On June 4, the market capitalisation of BSE-listed companies plunged `31 lakh crore as the Opposition Indian National Developmental Inclusive Alliance (INDIA) put up a better fight than projected.
Meanwhile, the benchmark BSE Sensex crashed 4,389 points, or 5.74%, to 72,079, witnessing its biggest single-day fall since March 23, 2020, when the index lost more than 13% after the outbreak of the Covid-19 pandemic. Likewise, the NSE Nifty index plummeted 1,379.40 points, or 5.93%, to 21,884.50. Both the indices recovered more than 3% on June 5.
“There is no need to panic in this market. The NDA is coming to power. The fundamentals and structure of the market are intact. We may see 5-8% upside in the market in the coming sessions,” says Ravi Singh, Senior Vice President of Retail Research at Religare Broking. He adds that bank, energy, auto, PSU, defence, and railway stocks will also recover. “The Nifty may touch the 23,800–24,000 mark by December, and the Sensex will be around 85,000.”
Atul Suri, CEO of asset manager Marathon Trends, says there is potential for realignment of the government’s priorities, and sectors like FMCG could benefit from rural development initiatives. “One of the regions where BJP lost was where we saw farmers’ protests. There is a sense that the party will address this issue. That would lead to a monetary push into those areas. This will lead to… revival in the FMCG space.”
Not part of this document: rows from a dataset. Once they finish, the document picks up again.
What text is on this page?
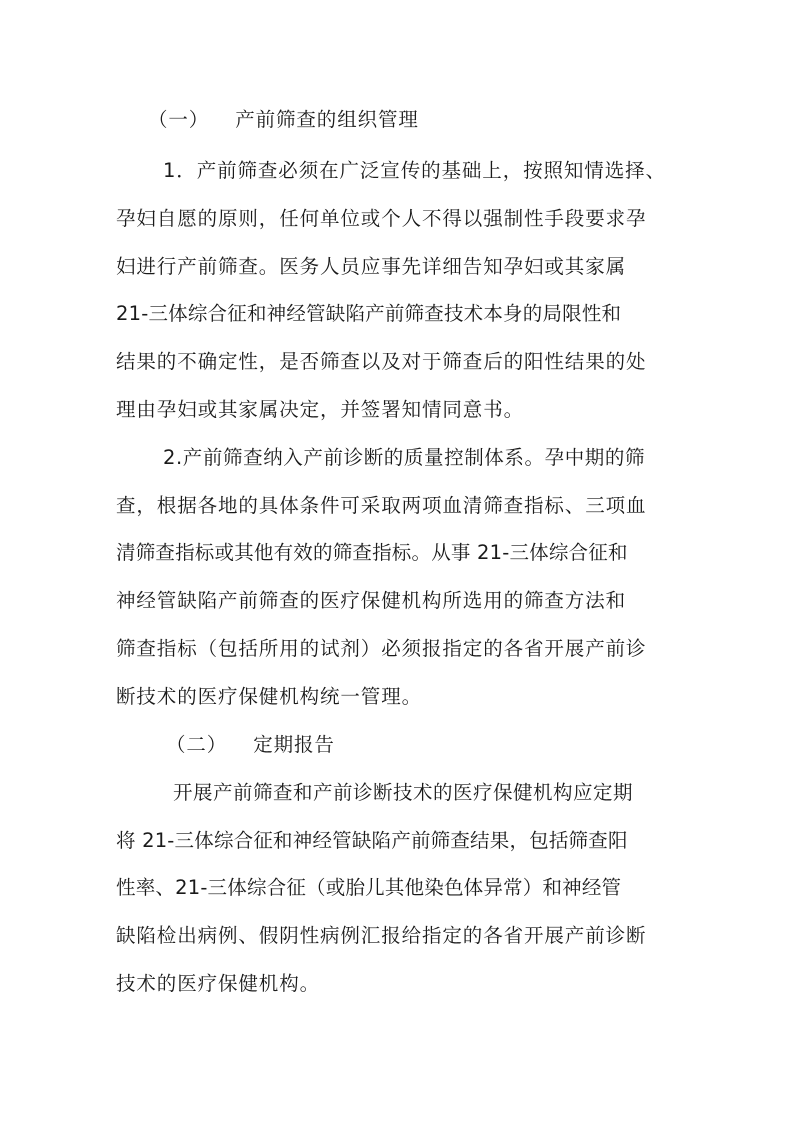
（一） 产前筛查的组织管理
1．产前筛查必须在广泛宣传的基础上，按照知情选择、
孕妇自愿的原则，任何单位或个人不得以强制性手段要求孕
妇进行产前筛查。医务人员应事先详细告知孕妇或其家属
21-三体综合征和神经管缺陷产前筛查技术本身的局限性和
结果的不确定性，是否筛查以及对于筛查后的阳性结果的处
理由孕妇或其家属决定，并签署知情同意书。
2.产前筛查纳入产前诊断的质量控制体系。孕中期的筛
查，根据各地的具体条件可采取两项血清筛查指标、三项血
清筛查指标或其他有效的筛查指标。从事 21-三体综合征和
神经管缺陷产前筛查的医疗保健机构所选用的筛查方法和
筛查指标（包括所用的试剂）必须报指定的各省开展产前诊
断技术的医疗保健机构统一管理。
（二） 定期报告
开展产前筛查和产前诊断技术的医疗保健机构应定期
将 21-三体综合征和神经管缺陷产前筛查结果，包括筛查阳
性率、21-三体综合征（或胎儿其他染色体异常）和神经管
缺陷检出病例、假阴性病例汇报给指定的各省开展产前诊断
技术的医疗保健机构。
Suri maintains a bullish view on the capital goods, infrastructure, and engineering sectors. “With India’s need for development, these sectors stand to benefit from government investment,” he adds.
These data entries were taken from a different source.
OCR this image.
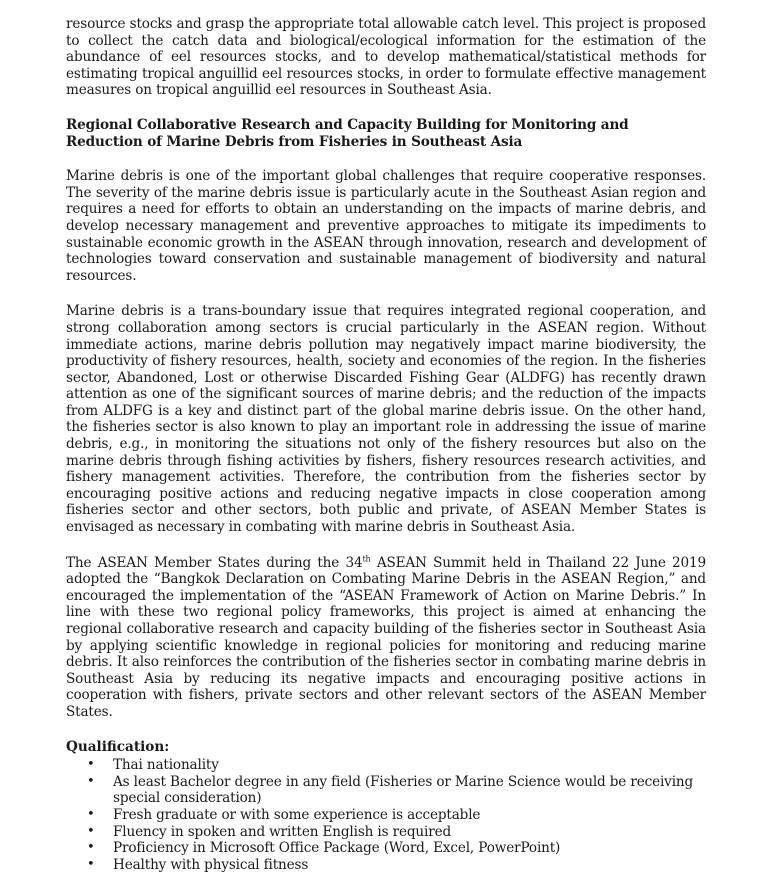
resource stocks and grasp the appropriate total allowable catch level. This project is proposed to collect the catch data and biological/ecological information for the estimation of the abundance of eel resources stocks, and to develop mathematical/statistical methods for estimating tropical anguillid eel resources stocks, in order to formulate effective management measures on tropical anguillid eel resources in Southeast Asia.

Regional Collaborative Research and Capacity Building for Monitoring and Reduction of Marine Debris from Fisheries in Southeast Asia

Marine debris is one of the important global challenges that require cooperative responses. The severity of the marine debris issue is particularly acute in the Southeast Asian region and requires a need for efforts to obtain an understanding on the impacts of marine debris, and develop necessary management and preventive approaches to mitigate its impediments to sustainable economic growth in the ASEAN through innovation, research and development of technologies toward conservation and sustainable management of biodiversity and natural resources.

Marine debris is a trans-boundary issue that requires integrated regional cooperation, and strong collaboration among sectors is crucial particularly in the ASEAN region. Without immediate actions, marine debris pollution may negatively impact marine biodiversity, the productivity of fishery resources, health, society and economies of the region. In the fisheries sector, Abandoned, Lost or otherwise Discarded Fishing Gear (ALDFG) has recently drawn attention as one of the significant sources of marine debris; and the reduction of the impacts from ALDFG is a key and distinct part of the global marine debris issue. On the other hand, the fisheries sector is also known to play an important role in addressing the issue of marine debris, e.g., in monitoring the situations not only of the fishery resources but also on the marine debris through fishing activities by fishers, fishery resources research activities, and fishery management activities. Therefore, the contribution from the fisheries sector by encouraging positive actions and reducing negative impacts in close cooperation among fisheries sector and other sectors, both public and private, of ASEAN Member States is envisaged as necessary in combating with marine debris in Southeast Asia.

The ASEAN Member States during the 34th ASEAN Summit held in Thailand 22 June 2019 adopted the “Bangkok Declaration on Combating Marine Debris in the ASEAN Region,” and encouraged the implementation of the “ASEAN Framework of Action on Marine Debris.” In line with these two regional policy frameworks, this project is aimed at enhancing the regional collaborative research and capacity building of the fisheries sector in Southeast Asia by applying scientific knowledge in regional policies for monitoring and reducing marine debris. It also reinforces the contribution of the fisheries sector in combating marine debris in Southeast Asia by reducing its negative impacts and encouraging positive actions in cooperation with fishers, private sectors and other relevant sectors of the ASEAN Member States.

Qualification:

• Thai nationality
• As least Bachelor degree in any field (Fisheries or Marine Science would be receiving special consideration)
• Fresh graduate or with some experience is acceptable
• Fluency in spoken and written English is required
• Proficiency in Microsoft Office Package (Word, Excel, PowerPoint)
• Healthy with physical fitness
With a return of nearly 70%, the BSE FMCG index has underperformed the 30-share Sensex (up 86%) in the five years to May 30, 2024. On the other hand, the BSE Healthcare index gained 162% during the same period.
Foreign institutional investors sold a record `12,436 crore worth of shares on June 4, per NSE data. Punita Kumar Sinha, Founding Partner at financial planning services firm Pacific Paradigm Advisors, says the NDA government could be less bold in terms of reforms. “Foreign investors have no reason to rush into India because there are many other markets that they can invest in with better valuations. They want the dust to settle before rushing in,” says Sinha. She believes both the Indian growth story and demand are intact. “The consumer effect, financialisation, digitalisation, and other strong trends are now in place regardless of any government intervention. These will propel the Indian economy,” she adds.
With elections around the corner in several major economies, including the US, market participants will keep an eye out on the US Federal Reserve and other central banks. According to brokerage firm Prabhudas Lilladher, incremental re-rating of PSU, capital goods, infrastructure, defence, and railway stocks looks unlikely given the stretched valuations until there is policy clarity. It believes that with the expected focus on rural India and normal monsoons, sectors like auto, pharmaceuticals, private banks, and consumer durables might come into focus.
In general, elections in the past have always led to sharp movements after the results, but history has shown that the markets stabilise one to six months after the outcome. Since 1999, the domestic equity markets have always delivered positive returns six months after the election results. Data available with Abakkus Asset Manager LLP shows that the NSE Nifty index delivered a 4% return to investors in the six months after the election results in October 1999. Likewise, the index advanced 9% after results in May 2004, 38% in 2009, 16% in 2014, and 2% in 2019.
Global wealth management firm Bernstein Research believes that continuity is a powerful enough narrative to support the economy. It is of the view that some focus on subsidies at the expense of capex is likely. “We do not see a material impact in the near term and maintained the Nifty target for December 2024 unchanged at 23,500. We see volatility as a feature given uncertainty on the policy path,” it says in a report.